Faut-il s’en réjouir ou bien pleurer ?

Le 17 mai 2020, le gouvernement décidait l’annulation du baccalauréat libanais, pour cause de coronavirus. Durant la même séance, il décrétait le déconfinement.

« La santé de nos enfants passe avant toute autre considération », nous avait-on asséné quelques instants plus tard.

La justification de la décision gouvernementale par un postulat « sacré » la rend, à mon sens, quelque peu douteuse. Aussi, a-t-elle été mise à mal, le soir même, par la diffusion, sur les réseaux sociaux, d’images de regroupements de jeunes fêtant l’événement sans se soucier des recommandations sanitaires de lutte contre le virus.

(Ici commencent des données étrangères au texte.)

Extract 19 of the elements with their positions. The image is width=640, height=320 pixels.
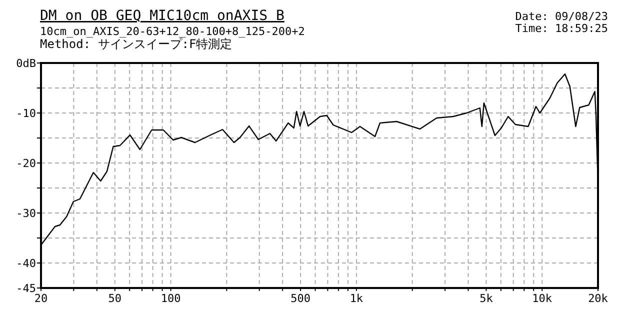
chart-subtitle: 10cm_on_AXIS_20-63+12_80-100+8_125-200+2 xyxy=(40,25,305,38)
x-tick-label: 5k xyxy=(480,292,494,305)
y-tick-label: -40 xyxy=(16,257,36,270)
y-tick-label: -10 xyxy=(16,107,36,120)
x-tick-label: 20k xyxy=(588,292,608,305)
x-tick-label: 50 xyxy=(108,292,122,305)
text: Date: 09/08/23 xyxy=(515,10,608,23)
text: Time: 18:59:25 xyxy=(515,22,608,35)
x-tick-label: 100 xyxy=(160,292,181,305)
x-tick-label: 20 xyxy=(34,292,48,305)
y-tick-label: 0dB xyxy=(16,57,36,70)
chart-title: DM on OB GEQ MIC10cm onAXIS B xyxy=(40,8,284,24)
y-tick-label: -45 xyxy=(16,282,36,295)
y-tick-label: -20 xyxy=(16,157,36,170)
x-tick-label: 1k xyxy=(350,292,364,305)
text: Method: サインスイープ:F特測定 xyxy=(40,37,232,51)
x-tick-label: 10k xyxy=(532,292,552,305)
y-tick-label: -30 xyxy=(16,207,36,220)
x-tick-label: 500 xyxy=(290,292,310,305)
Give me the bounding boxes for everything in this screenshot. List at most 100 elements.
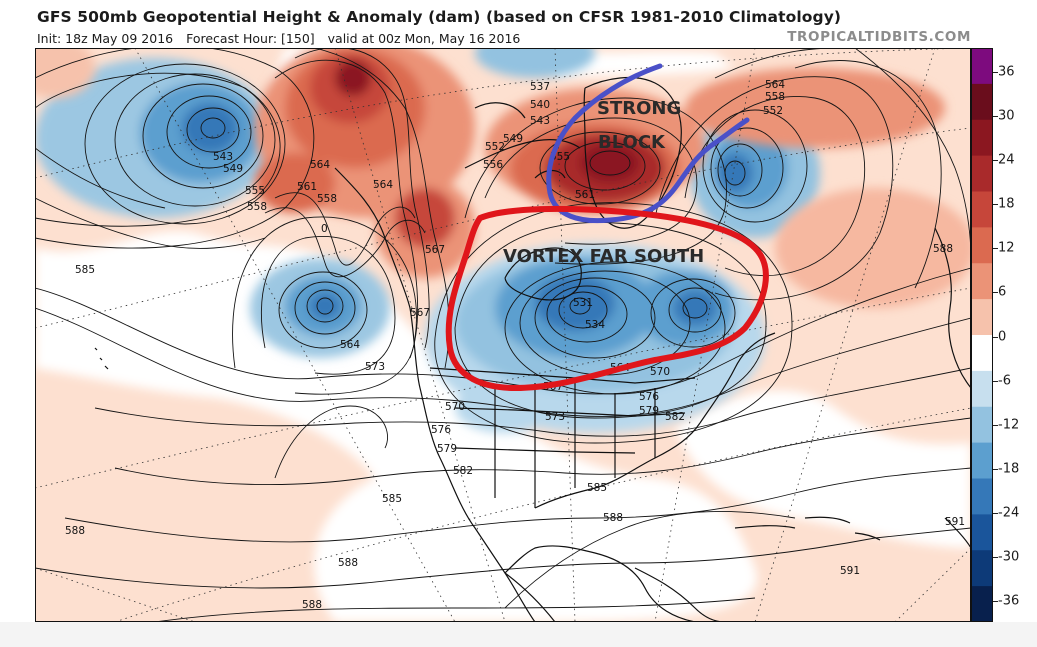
annotation-text: STRONG BLOCK VORTEX FAR SOUTH xyxy=(503,98,704,267)
colorbar-swatch xyxy=(971,263,993,300)
contour-label: 561 xyxy=(297,181,317,193)
contour-label: 552 xyxy=(763,105,783,117)
contour-label: 585 xyxy=(382,493,402,505)
map-panel: 537 540 543 543 549 549 552 552 555 555 … xyxy=(35,48,971,622)
colorbar-tick-label: -12 xyxy=(998,417,1020,433)
contour-label: 570 xyxy=(650,366,670,378)
contour-label: 585 xyxy=(75,264,95,276)
colorbar-tick-label: -6 xyxy=(998,373,1011,389)
vortex-label: VORTEX FAR SOUTH xyxy=(503,246,704,267)
contour-label: 573 xyxy=(365,361,385,373)
colorbar-tick xyxy=(993,72,998,73)
neutral-anomaly-areas xyxy=(35,48,971,622)
chart-subtitle: Init: 18z May 09 2016 Forecast Hour: [15… xyxy=(37,31,529,46)
valid-time: valid at 00z Mon, May 16 2016 xyxy=(327,31,521,46)
contour-label: 534 xyxy=(585,319,605,331)
contour-label: 543 xyxy=(530,115,550,127)
block-label-line2: BLOCK xyxy=(598,132,666,153)
contour-label: 573 xyxy=(545,411,565,423)
contour-label: 564 xyxy=(765,79,785,91)
colorbar-tick xyxy=(993,292,998,294)
colorbar-swatch xyxy=(971,335,993,372)
contour-label: 582 xyxy=(665,411,685,423)
contour-label: 558 xyxy=(765,91,785,103)
contour-label: 561 xyxy=(575,189,595,201)
colorbar-tick xyxy=(993,160,998,162)
contour-label: 567 xyxy=(425,244,445,256)
colorbar-tick xyxy=(993,556,998,558)
contour-label: 549 xyxy=(503,133,523,145)
colorbar-tick-label: -24 xyxy=(998,505,1020,521)
colorbar-tick-label: 6 xyxy=(998,284,1007,300)
colorbar-tick-label: 0 xyxy=(998,329,1007,344)
contour-label: 570 xyxy=(445,401,465,413)
contour-label: 588 xyxy=(603,512,623,524)
contour-label: 558 xyxy=(317,193,337,205)
colorbar-swatch xyxy=(971,442,993,479)
colorbar-border xyxy=(971,48,993,622)
block-label-line1: STRONG xyxy=(597,98,681,119)
contour-label: 588 xyxy=(302,599,322,611)
colorbar-tick xyxy=(993,336,998,338)
contour-label: 576 xyxy=(431,424,451,436)
colorbar-swatch xyxy=(971,406,993,444)
colorbar-tick-label: 24 xyxy=(998,152,1015,168)
colorbar-tick-label: -36 xyxy=(998,593,1020,609)
contour-label: 0 xyxy=(321,223,328,235)
contour-label: 564 xyxy=(340,339,360,351)
contour-label: 579 xyxy=(437,443,457,455)
contour-label: 558 xyxy=(247,201,267,213)
vortex-outline xyxy=(445,205,769,391)
colorbar-tick xyxy=(993,380,998,382)
contour-label: 579 xyxy=(639,405,659,417)
footer-strip xyxy=(0,622,1037,647)
site-brand: TROPICALTIDBITS.COM xyxy=(787,29,971,45)
contour-label: 537 xyxy=(530,81,550,93)
contour-label: 555 xyxy=(245,185,265,197)
forecast-hour: Forecast Hour: [150] xyxy=(186,31,315,46)
block-outline xyxy=(546,63,750,224)
colorbar-swatch xyxy=(971,227,993,264)
contour-label: 549 xyxy=(223,163,243,175)
colorbar-swatch xyxy=(971,155,993,192)
contour-label: 564 xyxy=(373,179,393,191)
contour-label: 564 xyxy=(310,159,330,171)
colorbar-swatch xyxy=(971,550,993,587)
colorbar-swatch xyxy=(971,299,993,336)
contour-label: 556 xyxy=(483,159,503,171)
graticule-lines xyxy=(35,48,971,622)
colorbar-swatch xyxy=(971,48,993,85)
init-time: Init: 18z May 09 2016 xyxy=(37,31,174,46)
colorbar-tick xyxy=(993,601,998,602)
colorbar-tick-label: 36 xyxy=(998,64,1015,80)
colorbar-swatch xyxy=(971,514,993,551)
colorbar-tick-label: -30 xyxy=(998,549,1020,565)
map-border xyxy=(35,48,971,622)
contour-label: 588 xyxy=(933,243,953,255)
colorbar-tick xyxy=(993,116,998,118)
colorbar-tick xyxy=(993,468,998,470)
colorbar-tick xyxy=(993,512,998,514)
contour-label: 531 xyxy=(573,297,593,309)
contour-label: 588 xyxy=(65,525,85,537)
contour-label: 576 xyxy=(639,391,659,403)
colorbar-swatch xyxy=(971,478,993,515)
contour-label: 585 xyxy=(587,482,607,494)
colorbar-tick-label: -18 xyxy=(998,461,1020,477)
contour-label: 591 xyxy=(945,516,965,528)
contour-label: 567 xyxy=(410,307,430,319)
contour-label: 543 xyxy=(213,151,233,163)
contour-label: 540 xyxy=(530,99,550,111)
anomaly-map: 537 540 543 543 549 549 552 552 555 555 … xyxy=(35,48,971,622)
colorbar-tick xyxy=(993,424,998,426)
colorbar-swatch xyxy=(971,370,993,408)
colorbar-swatch xyxy=(971,83,993,121)
coastlines xyxy=(94,77,971,622)
contour-label: 588 xyxy=(338,557,358,569)
colorbar-ticks: 36 30 24 18 12 6 0 -6 -12 -18 -24 -30 -36 xyxy=(993,48,1033,622)
chart-title: GFS 500mb Geopotential Height & Anomaly … xyxy=(37,8,842,26)
contour-label: 552 xyxy=(485,141,505,153)
colorbar-swatch xyxy=(971,119,993,157)
contour-label: 582 xyxy=(453,465,473,477)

Passant outre la manipulation linguistique qui établit un faux rapport de cause à effet entre la décision et sa prétendue motivation profonde, je me permettrai de critiquer la décision elle-même, sans toucher, bien entendu, au postulat.

D’abord, elle n’aurait pas dû coïncider avec le début du déconfinement. La réaction des jeunes, nous l’avons vu, a vite fait de mettre en évidence le paradoxe de cette concomitance.

Ensuite, pourquoi cette décision hâtive, au milieu du mois de mai, sachant que la plupart de nos élèves, surtout ceux de l’enseignement public, n’avaient presque rien fait de leur programme ?

N’aurait-il pas été plus sage d’attendre pour décider ?

Ne pouvait-on pas assurer quelques semaines de cours aux élèves de terminale, dans le strict respect des consignes de sécurité sanitaire ?

Peut-être auriez-vous été acculés à prendre la même décision plus tard, mais vous auriez, au moins, essayé de sauver un tant soit peu le niveau du diplôme. Et, à ce moment-là, vous auriez obtenu l’adhésion des plus irréductibles.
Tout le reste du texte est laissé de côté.